We analyzed the gut microbiota of 1395 OA patients from 4 European cohorts, namely the Finrisk cohort, Estonia Biobank, Lifelines and UK twin study. We compared them with 1395 healthy control from a pool of total 17’641 participants. There were a total of 191 OA prevalent cases from a total of 8000 participants in Finrisk cohort, 590 out of 7019 in Lifelines, 557 out of 2509 in Estonia cohort and 57 out of 114 from the UK twin study. OA was defined with the help of ICD10 codes as M15-19, M16 was used for hip OA, M17 for knee OA, M18 for OA of the first carpometacarpal joint and M19 for other and unspecified OA. This was used for the Finrisk cohort, Estonia Biobank and the UK twin study, whereas for the Lifelines a self-assessment from a questionnaire was used.
Participants with conditions known to affect the gut microbiome, namely inflammatory bowel syndrome, inflammatory bowel disease, coeliac disease, pregnancy and participants that were medicated for depression or diabetes were excluded. After exclusion 162 OA participants remained in Finrisk cohort, 482 in Estonia Cohort, 431 in Lifelines, and 57 in UK twin study.
For the age test within the Finrisk cohort participants above the age of 55 were excluded for the “>55” group and participants below the age of 65 were excluded for the “<65” group. A total of 150 participants per group were selected to resemble the number of participants in the OA analysis.
Next to the stringent exclusion criteria, we implemented a strict control matching for each cohort, to ensure that we limit the main confounding factors. Therein, for each case (OA positive), we selected a matching control (without replacement, so every patient can only be present once in the controls) following the criteria: (i) Gender: Exact match; (ii) Age: Exact match, otherwise extend to +-1. (iii) BMI, Range of +- 1, otherwise extend to +-2 etc. (iv) Activity Score. These variables were considered in a custom script to look for the best possible control. If a perfect match was found (same gender, same age, same BMI, same activity score), we chose this, otherwise we relaxed the requirements in age, BMI and activity score in a stepwise matter up to a maximum of +-5. In the end, we ensured that the parameters were not significantly different between control and cohort. These criteria are also written up in the "steps_to_select_controls.txt" file.

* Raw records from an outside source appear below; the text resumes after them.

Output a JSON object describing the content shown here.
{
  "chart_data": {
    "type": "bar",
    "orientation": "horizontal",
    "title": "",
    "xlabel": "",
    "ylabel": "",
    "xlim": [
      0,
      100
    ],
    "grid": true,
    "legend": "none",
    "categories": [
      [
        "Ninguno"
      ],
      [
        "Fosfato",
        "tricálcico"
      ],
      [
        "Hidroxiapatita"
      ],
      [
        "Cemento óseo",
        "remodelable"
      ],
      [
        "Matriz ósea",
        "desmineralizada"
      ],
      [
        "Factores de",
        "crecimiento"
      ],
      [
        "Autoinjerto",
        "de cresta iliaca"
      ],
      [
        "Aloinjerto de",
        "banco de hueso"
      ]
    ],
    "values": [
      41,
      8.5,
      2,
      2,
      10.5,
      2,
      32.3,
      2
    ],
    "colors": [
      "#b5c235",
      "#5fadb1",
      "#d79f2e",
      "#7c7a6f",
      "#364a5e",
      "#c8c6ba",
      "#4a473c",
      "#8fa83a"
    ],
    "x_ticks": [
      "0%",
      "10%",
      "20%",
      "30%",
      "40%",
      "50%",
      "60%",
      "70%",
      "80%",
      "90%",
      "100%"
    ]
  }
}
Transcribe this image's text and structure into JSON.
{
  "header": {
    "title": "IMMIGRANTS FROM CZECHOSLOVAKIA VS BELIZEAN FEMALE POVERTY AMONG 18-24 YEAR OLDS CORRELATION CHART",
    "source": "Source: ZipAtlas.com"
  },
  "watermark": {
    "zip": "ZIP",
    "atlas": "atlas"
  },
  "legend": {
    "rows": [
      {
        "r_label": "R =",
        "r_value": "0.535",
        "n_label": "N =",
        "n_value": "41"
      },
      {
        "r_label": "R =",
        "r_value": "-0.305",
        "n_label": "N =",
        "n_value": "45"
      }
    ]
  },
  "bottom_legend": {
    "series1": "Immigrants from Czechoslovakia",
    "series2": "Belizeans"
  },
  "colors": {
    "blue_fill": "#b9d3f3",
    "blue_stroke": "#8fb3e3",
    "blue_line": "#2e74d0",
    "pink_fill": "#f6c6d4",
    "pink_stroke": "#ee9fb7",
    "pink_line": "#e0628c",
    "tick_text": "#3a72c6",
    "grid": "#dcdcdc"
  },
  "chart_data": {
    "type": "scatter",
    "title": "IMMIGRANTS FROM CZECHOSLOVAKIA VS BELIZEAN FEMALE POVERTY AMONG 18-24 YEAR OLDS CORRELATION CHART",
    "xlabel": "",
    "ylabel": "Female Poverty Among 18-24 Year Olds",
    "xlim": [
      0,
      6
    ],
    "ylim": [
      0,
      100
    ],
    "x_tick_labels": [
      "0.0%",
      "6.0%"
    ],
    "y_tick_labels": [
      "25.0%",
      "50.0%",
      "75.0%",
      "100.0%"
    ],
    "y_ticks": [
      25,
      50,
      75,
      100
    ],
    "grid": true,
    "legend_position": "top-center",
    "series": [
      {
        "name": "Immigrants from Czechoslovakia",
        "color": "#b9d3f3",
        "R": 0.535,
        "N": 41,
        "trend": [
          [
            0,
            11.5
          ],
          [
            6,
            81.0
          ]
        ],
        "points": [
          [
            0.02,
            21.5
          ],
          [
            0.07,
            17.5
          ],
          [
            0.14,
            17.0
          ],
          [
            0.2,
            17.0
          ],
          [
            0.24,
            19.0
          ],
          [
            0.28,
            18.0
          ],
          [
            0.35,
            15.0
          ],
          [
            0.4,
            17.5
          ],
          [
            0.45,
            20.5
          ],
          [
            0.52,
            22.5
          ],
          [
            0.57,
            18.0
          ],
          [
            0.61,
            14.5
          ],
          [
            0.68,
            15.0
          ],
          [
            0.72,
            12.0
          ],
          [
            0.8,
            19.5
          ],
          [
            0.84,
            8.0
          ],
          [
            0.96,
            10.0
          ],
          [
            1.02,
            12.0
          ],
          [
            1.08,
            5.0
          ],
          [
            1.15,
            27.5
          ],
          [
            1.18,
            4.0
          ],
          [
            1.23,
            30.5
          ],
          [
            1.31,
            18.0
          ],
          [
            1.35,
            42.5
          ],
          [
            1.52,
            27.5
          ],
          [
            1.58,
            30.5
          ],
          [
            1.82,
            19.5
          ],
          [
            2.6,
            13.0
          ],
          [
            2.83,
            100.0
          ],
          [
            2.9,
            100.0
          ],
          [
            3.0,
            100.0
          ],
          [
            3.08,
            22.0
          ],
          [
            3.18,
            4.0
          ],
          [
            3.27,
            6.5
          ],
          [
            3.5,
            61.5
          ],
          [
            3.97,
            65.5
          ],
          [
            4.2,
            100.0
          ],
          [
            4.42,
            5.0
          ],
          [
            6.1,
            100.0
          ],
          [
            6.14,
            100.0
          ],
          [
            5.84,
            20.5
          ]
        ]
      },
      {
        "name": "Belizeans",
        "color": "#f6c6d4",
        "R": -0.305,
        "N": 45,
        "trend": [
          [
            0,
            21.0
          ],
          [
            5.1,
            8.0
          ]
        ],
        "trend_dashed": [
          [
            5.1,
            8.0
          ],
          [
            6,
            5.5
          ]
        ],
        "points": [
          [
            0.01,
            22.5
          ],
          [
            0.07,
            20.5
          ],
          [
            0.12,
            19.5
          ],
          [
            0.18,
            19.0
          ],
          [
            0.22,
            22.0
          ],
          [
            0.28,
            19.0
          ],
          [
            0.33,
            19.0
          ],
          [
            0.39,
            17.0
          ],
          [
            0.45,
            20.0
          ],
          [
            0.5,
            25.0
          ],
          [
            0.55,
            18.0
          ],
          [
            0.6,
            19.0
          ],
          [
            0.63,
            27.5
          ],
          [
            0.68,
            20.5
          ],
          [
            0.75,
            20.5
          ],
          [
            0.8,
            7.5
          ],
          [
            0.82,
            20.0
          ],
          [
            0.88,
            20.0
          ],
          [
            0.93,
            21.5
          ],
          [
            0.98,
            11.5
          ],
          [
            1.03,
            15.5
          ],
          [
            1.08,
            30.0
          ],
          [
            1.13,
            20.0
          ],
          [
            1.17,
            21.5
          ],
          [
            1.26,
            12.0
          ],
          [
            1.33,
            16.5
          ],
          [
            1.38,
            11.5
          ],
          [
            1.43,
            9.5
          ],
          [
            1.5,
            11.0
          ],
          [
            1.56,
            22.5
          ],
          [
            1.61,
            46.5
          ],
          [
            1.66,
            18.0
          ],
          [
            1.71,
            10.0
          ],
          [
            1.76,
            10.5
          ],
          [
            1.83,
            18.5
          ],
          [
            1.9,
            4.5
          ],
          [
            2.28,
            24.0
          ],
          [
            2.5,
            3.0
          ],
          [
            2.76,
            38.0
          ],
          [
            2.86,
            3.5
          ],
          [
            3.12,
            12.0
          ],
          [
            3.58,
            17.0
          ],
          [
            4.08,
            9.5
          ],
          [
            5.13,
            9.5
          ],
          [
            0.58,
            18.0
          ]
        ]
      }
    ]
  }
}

The quality of the reads was assessed using FastQC v0.11.9.
Further steps (filtering and taxonomic profiling) were performed for each selected sample. An example worklfow is provided in "example_sample_pipeline.sh".
Individual read count tables were in the end combined for both mapseq as well as mOTUs.
The resulting taxonomic profiles were combined with their metadata, and all statistical analyses (diversi9ties, differential abundance, machine learning..) were performed in R and are provided in "R_motus_final_OA_ctrl_final_clean.R".